Austrlian mining giant $BHP announced it will sell its shale assets after it had determined “are non-core and we are actively pursuing options to exit these assets for value”. BHP had bought the U.S. Shale assets in the oil boom for around $20 billion.
Australian mining giant $BHP announced it will sell its shale assets after it had determined “are non-core and we are actively pursuing options to exit these assets for value”. Activist investor Elliot Associates had been pressuring BHP since they joined BHP’s share register in April. The resources giant said it expects to sell part of its acreage in the Hawksville in the September quarter.
BHP entered the shale business at the height of the fracking boom in 2011, they have since taken pre-tax write-downs of about $13 billion on the business.
Shell and Andarko are favored to bid for the acreage along with private equity. Macquarie has valued the shale business between $US8 billion and $US10 billion, mostly on the Permian and Eagle Ford, while valuing the gas-focused Haynesville and Fayetteville plays at $US1.9 billion-$US2.4 billion combined. Credit Suisse has meanwhile said BHP shouldn’t accept less than $US11 billion.
“We will be flexible with our plans and commercial in our approach. We are examining multiple alternatives but will only divest for value,” BHP said in a statement.
“Execution of these options may take time which we will use to continue to complete our well trials, acreage swaps and investigate mid-stream solutions to increase the value, profitability and marketability of our Onshore US acreage.”
BHP announced the decision after delivering a standout profit result where it tripled it’s dividend threefold. The huge result was driven by a strong performance by it’s iron ore division, where earnings before interest and tax surged to $U7.2 billion from $US3.7 billion in 2016.
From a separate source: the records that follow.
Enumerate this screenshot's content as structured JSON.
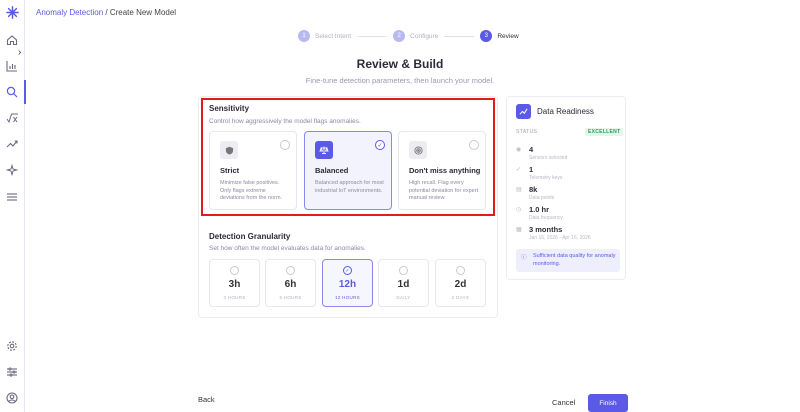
{
  "breadcrumb": {
    "link": "Anomaly Detection",
    "separator": " / ",
    "current": "Create New Model"
  },
  "stepper": {
    "steps": [
      {
        "num": "1",
        "label": "Select Intent"
      },
      {
        "num": "2",
        "label": "Configure"
      },
      {
        "num": "3",
        "label": "Review"
      }
    ]
  },
  "header": {
    "title": "Review & Build",
    "subtitle": "Fine-tune detection parameters, then launch your model."
  },
  "sensitivity": {
    "title": "Sensitivity",
    "description": "Control how aggressively the model flags anomalies.",
    "options": [
      {
        "title": "Strict",
        "description": "Minimize false positives. Only flags extreme deviations from the norm.",
        "icon": "shield-icon",
        "selected": false
      },
      {
        "title": "Balanced",
        "description": "Balanced approach for most industrial IoT environments.",
        "icon": "scale-icon",
        "selected": true
      },
      {
        "title": "Don't miss anything",
        "description": "High recall. Flag every potential deviation for expert manual review.",
        "icon": "target-icon",
        "selected": false
      }
    ]
  },
  "granularity": {
    "title": "Detection Granularity",
    "description": "Set how often the model evaluates data for anomalies.",
    "options": [
      {
        "value": "3h",
        "label": "3 HOURS",
        "selected": false
      },
      {
        "value": "6h",
        "label": "6 HOURS",
        "selected": false
      },
      {
        "value": "12h",
        "label": "12 HOURS",
        "selected": true
      },
      {
        "value": "1d",
        "label": "DAILY",
        "selected": false
      },
      {
        "value": "2d",
        "label": "2 DAYS",
        "selected": false
      }
    ]
  },
  "readiness": {
    "title": "Data Readiness",
    "status_label": "STATUS",
    "status_value": "EXCELLENT",
    "metrics": [
      {
        "value": "4",
        "label": "Sensors selected"
      },
      {
        "value": "1",
        "label": "Telemetry keys"
      },
      {
        "value": "8k",
        "label": "Data points"
      },
      {
        "value": "1.0 hr",
        "label": "Data frequency"
      },
      {
        "value": "3 months",
        "label": "Jan 16, 2026 - Apr 16, 2026"
      }
    ],
    "note": "Sufficient data quality for anomaly monitoring."
  },
  "footer": {
    "back": "Back",
    "cancel": "Cancel",
    "finish": "Finish"
  },
  "colors": {
    "accent": "#5a5ae6",
    "highlight": "#e31b1b",
    "success": "#2a9d5a"
  }
}
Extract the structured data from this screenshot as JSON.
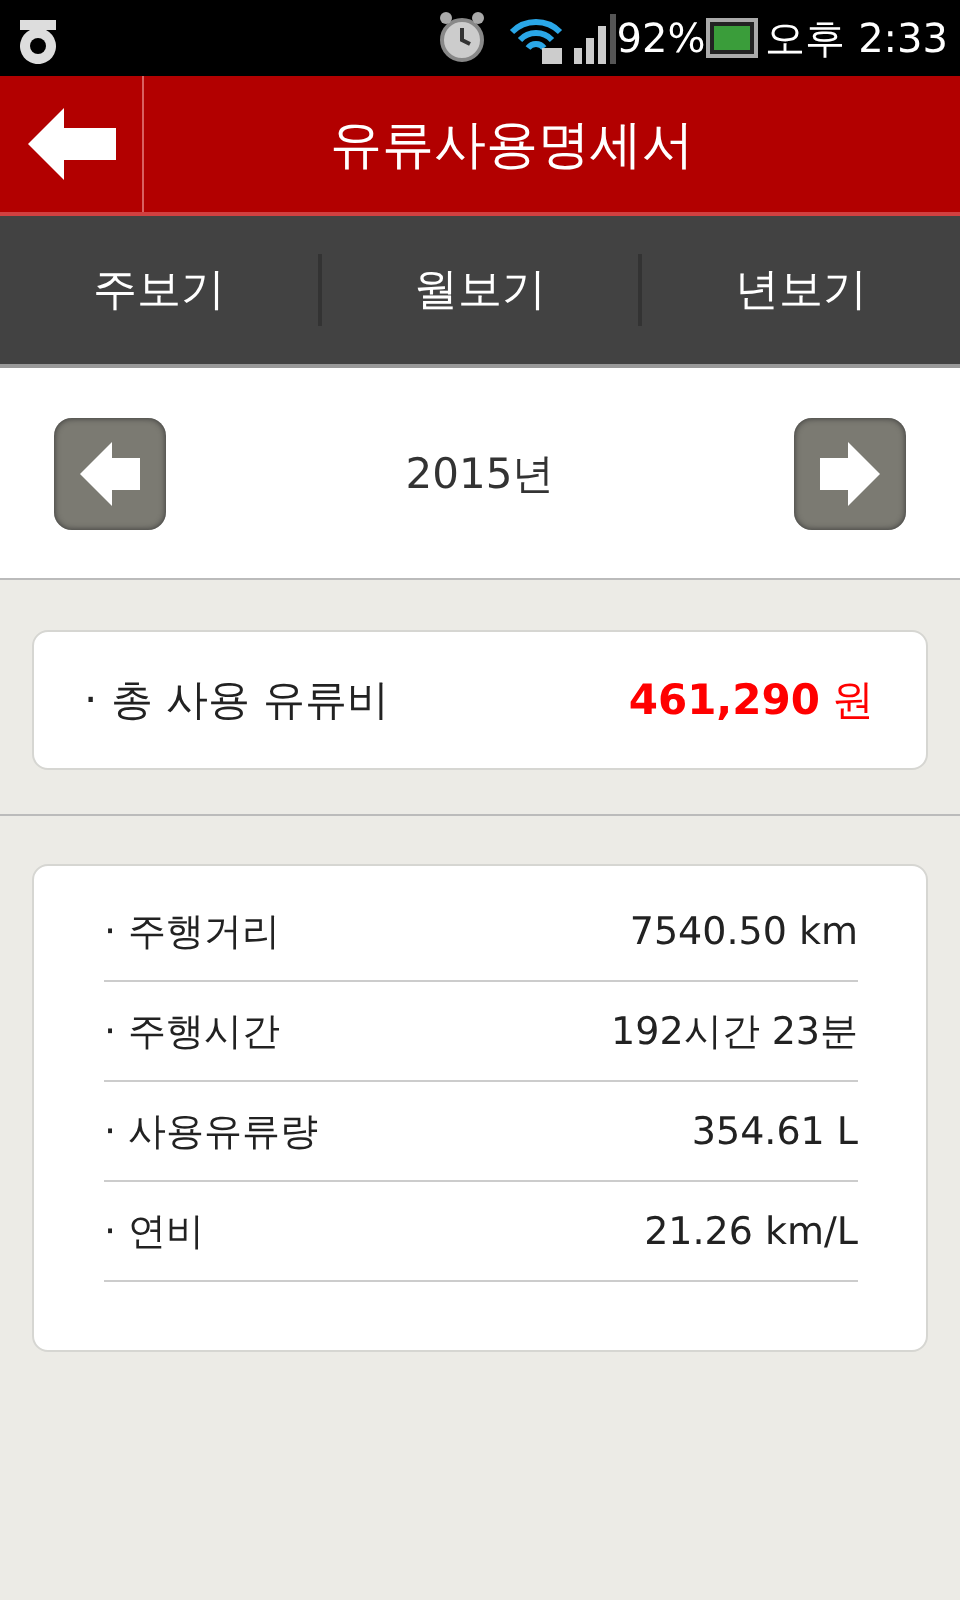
{
  "status_bar": {
    "battery": "92%",
    "time": "오후 2:33"
  },
  "title_bar": {
    "title": "유류사용명세서"
  },
  "tabs": [
    {
      "label": "주보기"
    },
    {
      "label": "월보기"
    },
    {
      "label": "년보기"
    }
  ],
  "period_nav": {
    "label": "2015년"
  },
  "total": {
    "label": "· 총 사용 유류비",
    "amount": "461,290",
    "unit": "원"
  },
  "details": [
    {
      "label": "· 주행거리",
      "value": "7540.50 km"
    },
    {
      "label": "· 주행시간",
      "value": "192시간 23분"
    },
    {
      "label": "· 사용유류량",
      "value": "354.61 L"
    },
    {
      "label": "· 연비",
      "value": "21.26 km/L"
    }
  ]
}
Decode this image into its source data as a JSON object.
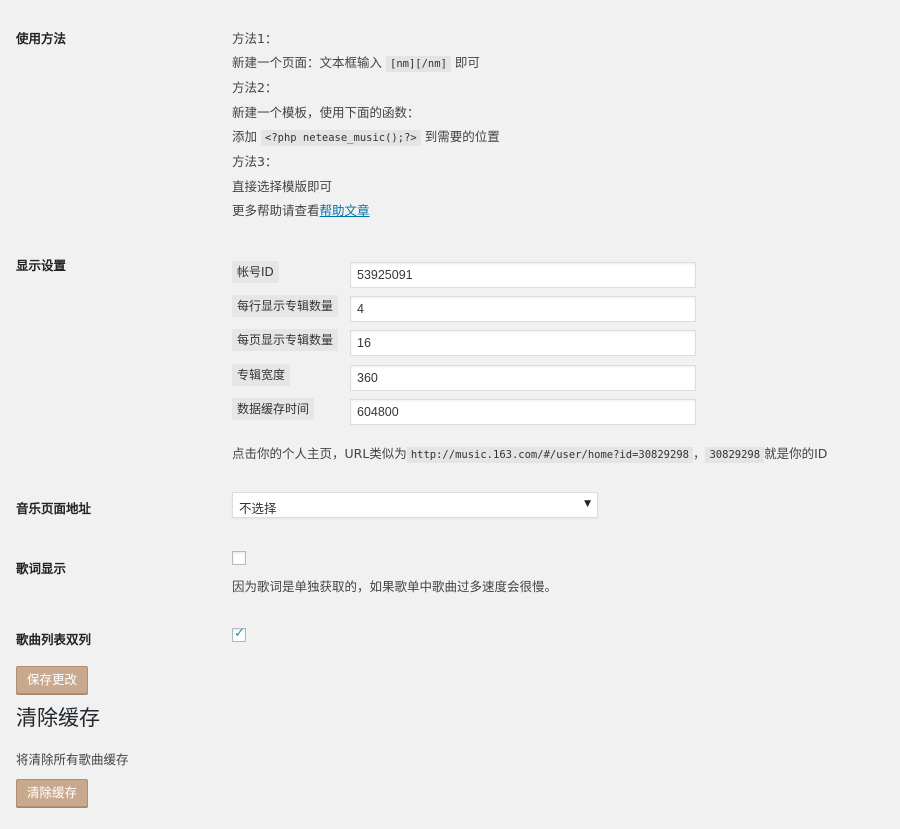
{
  "usage": {
    "label": "使用方法",
    "m1_title": "方法1：",
    "m1_text_a": "新建一个页面：文本框输入",
    "m1_code": "[nm][/nm]",
    "m1_text_b": "即可",
    "m2_title": "方法2：",
    "m2_text": "新建一个模板，使用下面的函数：",
    "m2_add": "添加",
    "m2_code": "<?php netease_music();?>",
    "m2_text_b": "到需要的位置",
    "m3_title": "方法3：",
    "m3_text": "直接选择模版即可",
    "more_text": "更多帮助请查看",
    "help_link": "帮助文章"
  },
  "display": {
    "label": "显示设置",
    "fields": [
      {
        "label": "帐号ID",
        "value": "53925091"
      },
      {
        "label": "每行显示专辑数量",
        "value": "4"
      },
      {
        "label": "每页显示专辑数量",
        "value": "16"
      },
      {
        "label": "专辑宽度",
        "value": "360"
      },
      {
        "label": "数据缓存时间",
        "value": "604800"
      }
    ],
    "hint_a": "点击你的个人主页，URL类似为",
    "hint_code1": "http://music.163.com/#/user/home?id=30829298",
    "hint_comma": "，",
    "hint_code2": "30829298",
    "hint_b": "就是你的ID"
  },
  "music_page": {
    "label": "音乐页面地址",
    "selected": "不选择"
  },
  "lyrics": {
    "label": "歌词显示",
    "checked": false,
    "note": "因为歌词是单独获取的，如果歌单中歌曲过多速度会很慢。"
  },
  "two_column": {
    "label": "歌曲列表双列",
    "checked": true
  },
  "save_button": "保存更改",
  "cache": {
    "title": "清除缓存",
    "desc": "将清除所有歌曲缓存",
    "button": "清除缓存"
  },
  "colors": {
    "background": "#f1f1f1",
    "button": "#c9a98e",
    "link": "#0073aa"
  }
}
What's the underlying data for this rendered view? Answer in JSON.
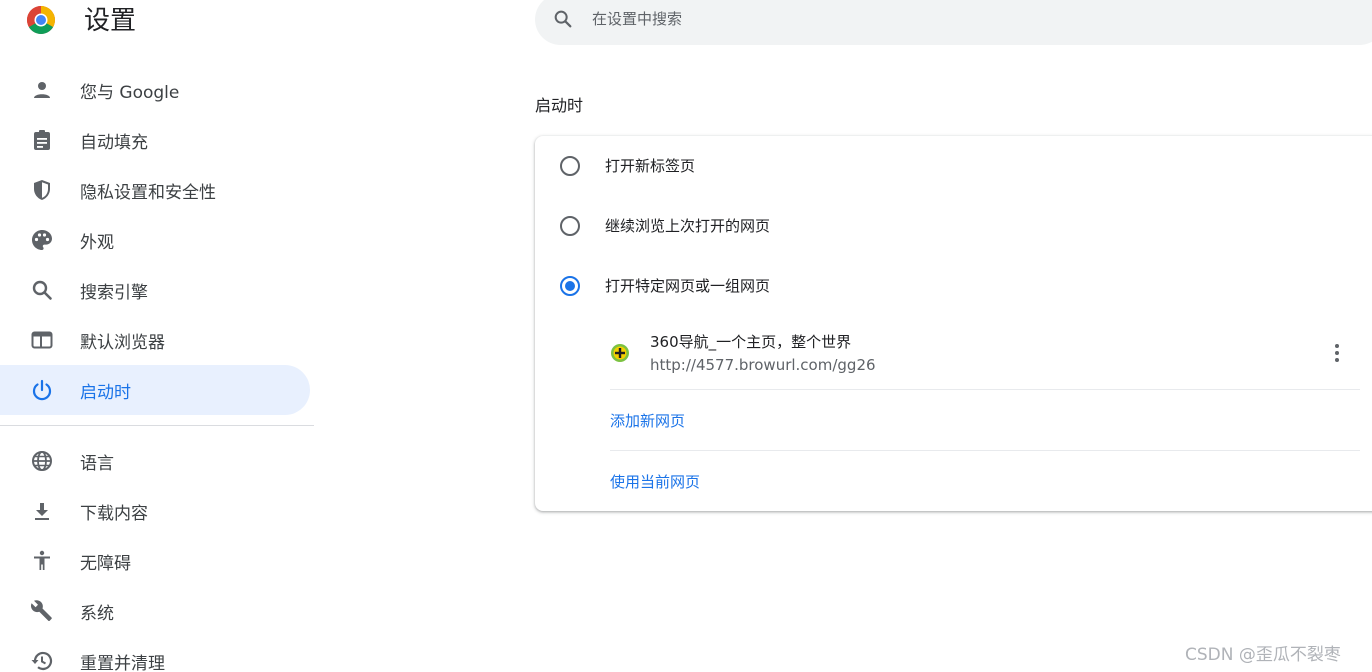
{
  "header": {
    "title": "设置",
    "logo_icon": "chrome-logo-icon",
    "search": {
      "placeholder": "在设置中搜索",
      "value": "",
      "icon": "search-icon"
    }
  },
  "sidebar": {
    "items": [
      {
        "label": "您与 Google",
        "icon": "person-icon",
        "active": false
      },
      {
        "label": "自动填充",
        "icon": "clipboard-icon",
        "active": false
      },
      {
        "label": "隐私设置和安全性",
        "icon": "shield-icon",
        "active": false
      },
      {
        "label": "外观",
        "icon": "palette-icon",
        "active": false
      },
      {
        "label": "搜索引擎",
        "icon": "search-icon",
        "active": false
      },
      {
        "label": "默认浏览器",
        "icon": "browser-window-icon",
        "active": false
      },
      {
        "label": "启动时",
        "icon": "power-icon",
        "active": true
      }
    ],
    "items2": [
      {
        "label": "语言",
        "icon": "globe-icon"
      },
      {
        "label": "下载内容",
        "icon": "download-icon"
      },
      {
        "label": "无障碍",
        "icon": "accessibility-icon"
      },
      {
        "label": "系统",
        "icon": "wrench-icon"
      },
      {
        "label": "重置并清理",
        "icon": "restore-icon"
      }
    ]
  },
  "main": {
    "section_title": "启动时",
    "options": [
      {
        "label": "打开新标签页",
        "checked": false
      },
      {
        "label": "继续浏览上次打开的网页",
        "checked": false
      },
      {
        "label": "打开特定网页或一组网页",
        "checked": true
      }
    ],
    "pages": [
      {
        "title": "360导航_一个主页，整个世界",
        "url": "http://4577.browurl.com/gg26",
        "favicon": "360-favicon-icon"
      }
    ],
    "add_page_label": "添加新网页",
    "use_current_label": "使用当前网页"
  },
  "watermark": "CSDN @歪瓜不裂枣",
  "colors": {
    "accent": "#1a73e8",
    "active_bg": "#e8f0fe",
    "search_bg": "#f1f3f4"
  }
}
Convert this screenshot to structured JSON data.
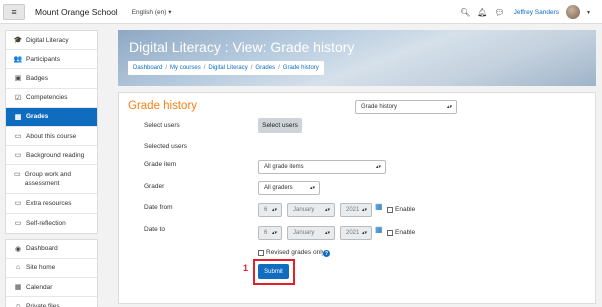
{
  "navbar": {
    "site_name": "Mount Orange School",
    "language": "English (en)",
    "user_name": "Jeffrey Sanders",
    "icons": [
      "search-icon",
      "bell-icon",
      "chat-icon"
    ]
  },
  "sidebar": {
    "course_items": [
      {
        "label": "Digital Literacy",
        "icon": "graduation-cap-icon",
        "glyph": "🎓"
      },
      {
        "label": "Participants",
        "icon": "users-icon",
        "glyph": "👥"
      },
      {
        "label": "Badges",
        "icon": "badge-icon",
        "glyph": "▣"
      },
      {
        "label": "Competencies",
        "icon": "checkbox-icon",
        "glyph": "☑"
      },
      {
        "label": "Grades",
        "icon": "table-icon",
        "glyph": "▦",
        "active": true
      },
      {
        "label": "About this course",
        "icon": "folder-icon",
        "glyph": "▭"
      },
      {
        "label": "Background reading",
        "icon": "folder-icon",
        "glyph": "▭"
      },
      {
        "label": "Group work and assessment",
        "icon": "folder-icon",
        "glyph": "▭"
      },
      {
        "label": "Extra resources",
        "icon": "folder-icon",
        "glyph": "▭"
      },
      {
        "label": "Self-reflection",
        "icon": "folder-icon",
        "glyph": "▭"
      }
    ],
    "site_items": [
      {
        "label": "Dashboard",
        "icon": "dashboard-icon",
        "glyph": "◉"
      },
      {
        "label": "Site home",
        "icon": "home-icon",
        "glyph": "⌂"
      },
      {
        "label": "Calendar",
        "icon": "calendar-icon",
        "glyph": "▦"
      },
      {
        "label": "Private files",
        "icon": "file-icon",
        "glyph": "▯"
      }
    ]
  },
  "header": {
    "title": "Digital Literacy : View: Grade history",
    "breadcrumb": [
      "Dashboard",
      "My courses",
      "Digital Literacy",
      "Grades",
      "Grade history"
    ]
  },
  "form": {
    "page_title": "Grade history",
    "report_select": "Grade history",
    "select_users_label": "Select users",
    "select_users_button": "Select users",
    "selected_users_label": "Selected users",
    "grade_item_label": "Grade item",
    "grade_item_value": "All grade items",
    "grader_label": "Grader",
    "grader_value": "All graders",
    "date_from_label": "Date from",
    "date_from": {
      "day": "6",
      "month": "January",
      "year": "2021"
    },
    "date_to_label": "Date to",
    "date_to": {
      "day": "6",
      "month": "January",
      "year": "2021"
    },
    "enable_label": "Enable",
    "revised_label": "Revised grades only",
    "submit_label": "Submit",
    "step_number": "1"
  }
}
BHP will ramp up investment in its Mag Dog Phase 2 oil project and the >recently confirmed Spence Growth Option project.
Chief executive Andrew Mackenzie described 2017 as a “very strong financial year”. The sale of shale was not a forced sale but a straegic sale to concentrate on offshore oil and its mineral amnd mining segments, it’s tier one assets. “Free cashflow was $US12.6 billion, our second highest on record. We used this cash to reduce net debt by nearly $US10 billion and return $US4.4 billion to shareholders,” he said. “Productivity gains across our simpler portfolio of tier one assets increased our return on capital to 10 per cent.
Activist shareholder and hedge fund Elliott Management holds 4.1 percent of BHP’s London-listed shares had been trying to gain support from other shareholders to persuade BHP to sell the shale oil and gas business.
Last month BHP Chairman Nassar was quoted as saying “If you had to turn the clock back, and if we knew what we knew today, we wouldn’t do it, of course we wouldn’t do it, but go back and put yourself in our position at that time,” and “We bought exactly what we thought we were buying, but the timing was way off.”